Storage queue size cluster.qos.worst_queue_bytes_storage_server contains the maximum size in bytes of a storage queue. Each storage server has mutations that have not yet been made durable, stored in its storage queue. If this value gets too large, it indicates a storage server is falling behind. A large storage queue will cause the ratekeeper to increase throttling. However, depending on the configuration, the ratekeeper can ignore the worst storage queue from one fault domain. Thus, ratekeeper uses cluster.qos.limiting_queue_bytes_storage_server to determine the throttling level
What does
depending on the configuration, the ratekeeper can ignore the worst storage queue from one fault domain.
mean? What is the configuration? Is it the knob MAX_MACHINES_FALLING_BEHIND? What is the configuration to tolerate more storage servers left behind?
Ah, “configuration” is indeed overloaded there. I believe it’s trying to mean the replication configuration.
If you ran configure single on your database, then ratekeeper can’t ignore the worst storage queue, as it’s always the only replica of some piece of data. In any other replication configuration, ratekeeper will already ignore the worst storage queues from one fault domain. There’s no additional changes needed.

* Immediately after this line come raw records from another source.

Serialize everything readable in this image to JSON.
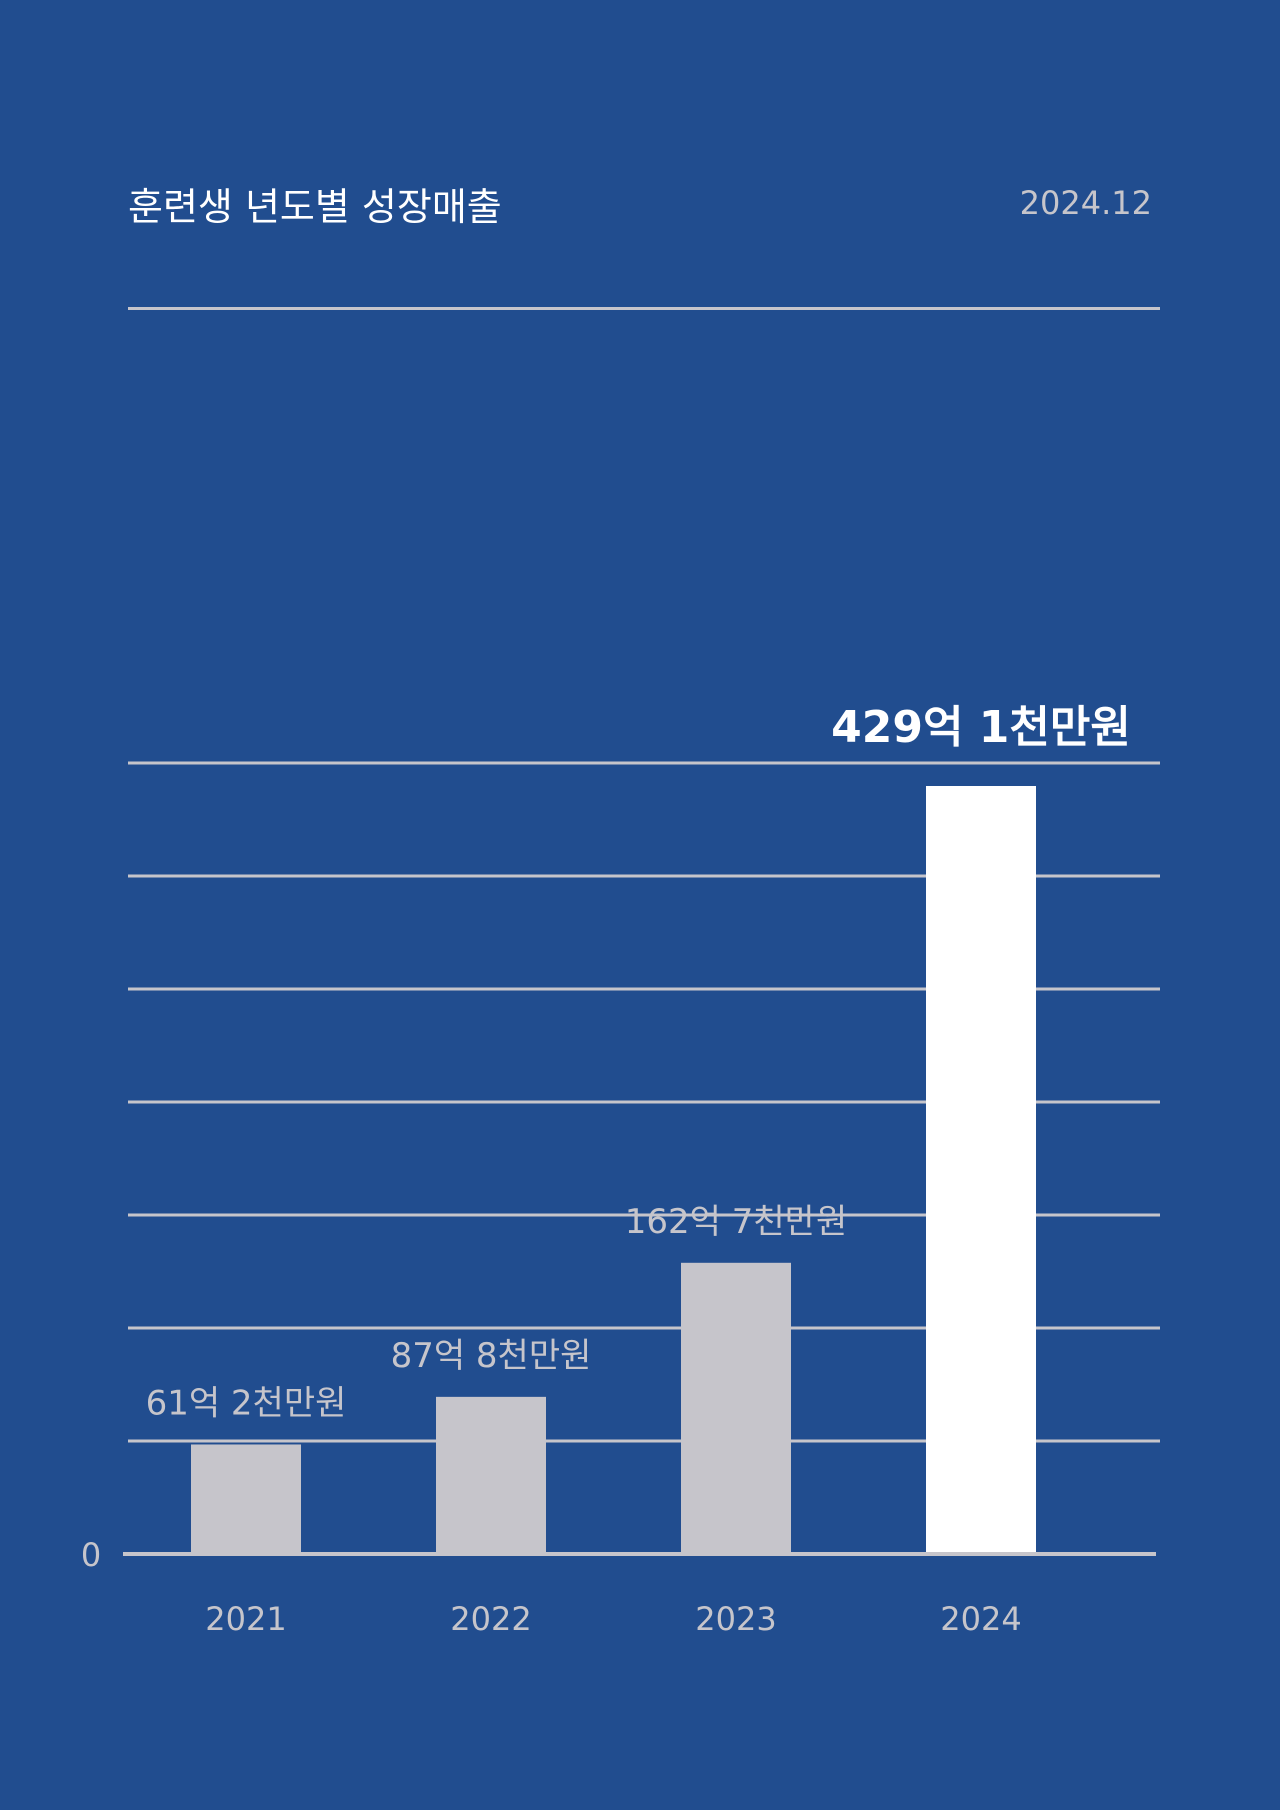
{
  "header": {
    "title": "훈련생 년도별 성장매출",
    "date": "2024.12"
  },
  "chart_data": {
    "type": "bar",
    "title": "훈련생 년도별 성장매출",
    "categories": [
      "2021",
      "2022",
      "2023",
      "2024"
    ],
    "values": [
      61.2,
      87.8,
      162.7,
      429.1
    ],
    "unit": "억원",
    "data_labels": [
      "61억 2천만원",
      "87억 8천만원",
      "162억 7천만원",
      "429억 1천만원"
    ],
    "highlight_index": 3,
    "y_tick_labels": [
      "0"
    ],
    "grid": true,
    "colors": {
      "background": "#214d8f",
      "bar": "#c6c5cb",
      "highlight_bar": "#ffffff",
      "grid": "#c6c5cb"
    }
  }
}
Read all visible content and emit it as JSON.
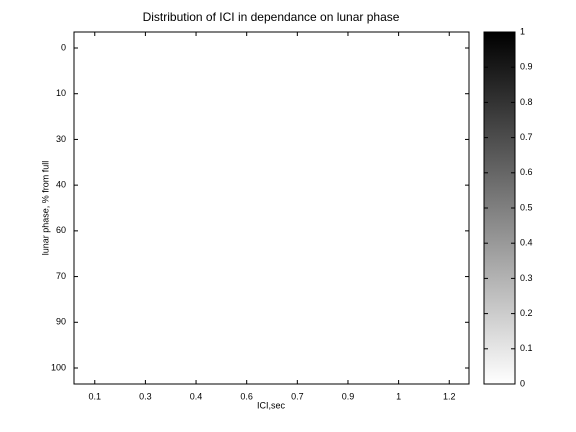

If you’re running triple configuration, and one storage server falls behind in a team, then Ratekeeper won’t begin limiting. If in a different storage team, a storage server in the same zone_id starts falling behind, it too will be ignored. If in a third different storage team yet another storage server begins falling behind, but this one is in a different zone_id, then ratekeeper will begin limiting. The rule here specifically is “one zone of worst_storage_queues may be ignored” not “the worst storage server in each team may be ignored”.